I was speaking with a man this morning whose wife is dying of cancer. Having walked through what we did with Isaac, I can imagine his pain. I know our suffering is different than his…but if I allow myself to consider his situation I can imagine it. And it is awful.
To watch the love of your life deteriorate, unfathomable. To, as the husband, not be able to “fix it”…heartbreaking. It is hard and uncomfortable and unfair. It just is.
And he said to me that he was struggling because “they say God doesn’t give us more than we can handle.” And he said he was having a hard time with God because of that…
Can I be honest – I can’t stand when people say that.
Like any mother can “handle” her son’s suicide. Or any husband can “handle” his wife’s cancer. Or any child can “handle” losing a parent….the list can go on and on.
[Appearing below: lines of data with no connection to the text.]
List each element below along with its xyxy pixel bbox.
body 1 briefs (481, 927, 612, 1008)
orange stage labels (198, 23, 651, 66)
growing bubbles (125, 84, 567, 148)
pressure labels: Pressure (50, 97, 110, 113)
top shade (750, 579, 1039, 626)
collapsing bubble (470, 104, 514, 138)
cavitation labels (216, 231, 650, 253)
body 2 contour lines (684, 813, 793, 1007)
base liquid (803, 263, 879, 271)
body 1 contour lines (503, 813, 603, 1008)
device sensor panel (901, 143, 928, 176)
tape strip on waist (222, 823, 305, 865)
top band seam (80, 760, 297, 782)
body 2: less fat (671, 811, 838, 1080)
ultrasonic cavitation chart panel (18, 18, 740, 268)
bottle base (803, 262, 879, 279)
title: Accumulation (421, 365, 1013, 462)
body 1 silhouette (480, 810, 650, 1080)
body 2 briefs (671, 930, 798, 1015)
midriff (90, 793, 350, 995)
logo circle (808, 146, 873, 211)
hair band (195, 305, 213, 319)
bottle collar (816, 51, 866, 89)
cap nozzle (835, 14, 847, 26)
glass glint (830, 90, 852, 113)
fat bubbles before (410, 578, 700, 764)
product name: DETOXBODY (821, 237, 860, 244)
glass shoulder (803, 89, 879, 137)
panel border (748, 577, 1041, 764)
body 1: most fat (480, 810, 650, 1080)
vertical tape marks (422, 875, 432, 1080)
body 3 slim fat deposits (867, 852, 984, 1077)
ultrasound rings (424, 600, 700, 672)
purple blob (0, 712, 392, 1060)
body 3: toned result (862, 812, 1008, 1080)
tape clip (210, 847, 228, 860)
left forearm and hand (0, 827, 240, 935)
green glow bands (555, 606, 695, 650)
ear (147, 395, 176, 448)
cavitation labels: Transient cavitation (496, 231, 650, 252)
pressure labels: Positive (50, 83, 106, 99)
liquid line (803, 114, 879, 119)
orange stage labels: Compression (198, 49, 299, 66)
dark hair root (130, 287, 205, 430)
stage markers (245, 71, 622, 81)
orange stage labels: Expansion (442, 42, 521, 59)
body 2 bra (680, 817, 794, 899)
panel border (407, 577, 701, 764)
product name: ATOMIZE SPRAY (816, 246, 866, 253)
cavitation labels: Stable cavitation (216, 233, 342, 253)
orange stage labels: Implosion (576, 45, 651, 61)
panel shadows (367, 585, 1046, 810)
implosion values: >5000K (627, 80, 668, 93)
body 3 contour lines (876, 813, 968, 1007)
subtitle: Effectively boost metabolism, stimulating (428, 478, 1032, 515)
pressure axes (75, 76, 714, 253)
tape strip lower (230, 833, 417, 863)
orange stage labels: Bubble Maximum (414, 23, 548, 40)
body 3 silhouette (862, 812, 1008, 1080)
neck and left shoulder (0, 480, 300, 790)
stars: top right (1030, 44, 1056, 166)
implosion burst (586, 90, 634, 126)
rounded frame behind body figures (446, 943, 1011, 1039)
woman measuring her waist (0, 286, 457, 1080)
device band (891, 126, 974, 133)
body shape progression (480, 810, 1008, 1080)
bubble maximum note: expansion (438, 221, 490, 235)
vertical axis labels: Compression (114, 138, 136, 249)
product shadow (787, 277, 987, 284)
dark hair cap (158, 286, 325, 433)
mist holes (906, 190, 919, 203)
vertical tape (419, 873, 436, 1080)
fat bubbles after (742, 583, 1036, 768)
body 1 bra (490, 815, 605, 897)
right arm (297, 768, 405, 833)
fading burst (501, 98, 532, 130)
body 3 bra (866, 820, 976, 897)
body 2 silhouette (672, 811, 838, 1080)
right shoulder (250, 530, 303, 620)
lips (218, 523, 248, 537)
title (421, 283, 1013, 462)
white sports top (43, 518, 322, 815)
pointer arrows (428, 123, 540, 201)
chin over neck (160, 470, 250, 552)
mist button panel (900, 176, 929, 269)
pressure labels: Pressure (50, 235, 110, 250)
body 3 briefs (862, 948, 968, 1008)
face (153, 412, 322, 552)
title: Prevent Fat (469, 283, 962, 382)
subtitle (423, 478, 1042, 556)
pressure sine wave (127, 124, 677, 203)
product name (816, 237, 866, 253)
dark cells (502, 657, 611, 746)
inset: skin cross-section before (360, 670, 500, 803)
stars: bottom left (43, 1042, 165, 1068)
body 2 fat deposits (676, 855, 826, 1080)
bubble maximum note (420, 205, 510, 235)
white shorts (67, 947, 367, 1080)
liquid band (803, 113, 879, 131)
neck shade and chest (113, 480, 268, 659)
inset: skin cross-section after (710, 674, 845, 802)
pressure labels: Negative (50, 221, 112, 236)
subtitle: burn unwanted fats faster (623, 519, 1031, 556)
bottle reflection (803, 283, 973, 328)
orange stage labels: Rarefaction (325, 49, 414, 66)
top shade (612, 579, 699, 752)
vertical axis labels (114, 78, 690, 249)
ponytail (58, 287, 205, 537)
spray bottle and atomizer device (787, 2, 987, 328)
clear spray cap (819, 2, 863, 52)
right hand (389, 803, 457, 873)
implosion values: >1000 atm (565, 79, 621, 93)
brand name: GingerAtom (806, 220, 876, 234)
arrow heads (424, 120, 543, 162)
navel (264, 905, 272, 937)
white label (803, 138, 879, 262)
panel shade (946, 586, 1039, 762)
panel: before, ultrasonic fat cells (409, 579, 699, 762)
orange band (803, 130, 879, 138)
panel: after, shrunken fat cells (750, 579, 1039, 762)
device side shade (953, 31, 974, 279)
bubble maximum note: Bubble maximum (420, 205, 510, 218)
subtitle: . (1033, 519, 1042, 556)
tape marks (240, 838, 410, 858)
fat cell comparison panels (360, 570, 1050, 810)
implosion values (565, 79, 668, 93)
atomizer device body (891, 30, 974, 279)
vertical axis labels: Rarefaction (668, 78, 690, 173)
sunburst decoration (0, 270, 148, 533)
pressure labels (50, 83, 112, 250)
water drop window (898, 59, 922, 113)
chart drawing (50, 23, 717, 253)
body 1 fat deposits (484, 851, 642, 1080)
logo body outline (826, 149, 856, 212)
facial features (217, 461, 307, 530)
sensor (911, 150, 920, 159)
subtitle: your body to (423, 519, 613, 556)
No, I told him, I don’t like when people say that so I have rephrased it. I believe God doesn’t give us more than HE can handle. And He can handle everything if we are willing to turn to him.
So we go to God with the despair over suicide and we go to God with the fear of cancer and we go to God when the hurt and the pain of life is too much and we ask Him for strength. We ask Him for wisdom, we ask Him for mercy and grace.
I can’t handle this, and I am not strong. But God can and He is. I am holding fast to that today.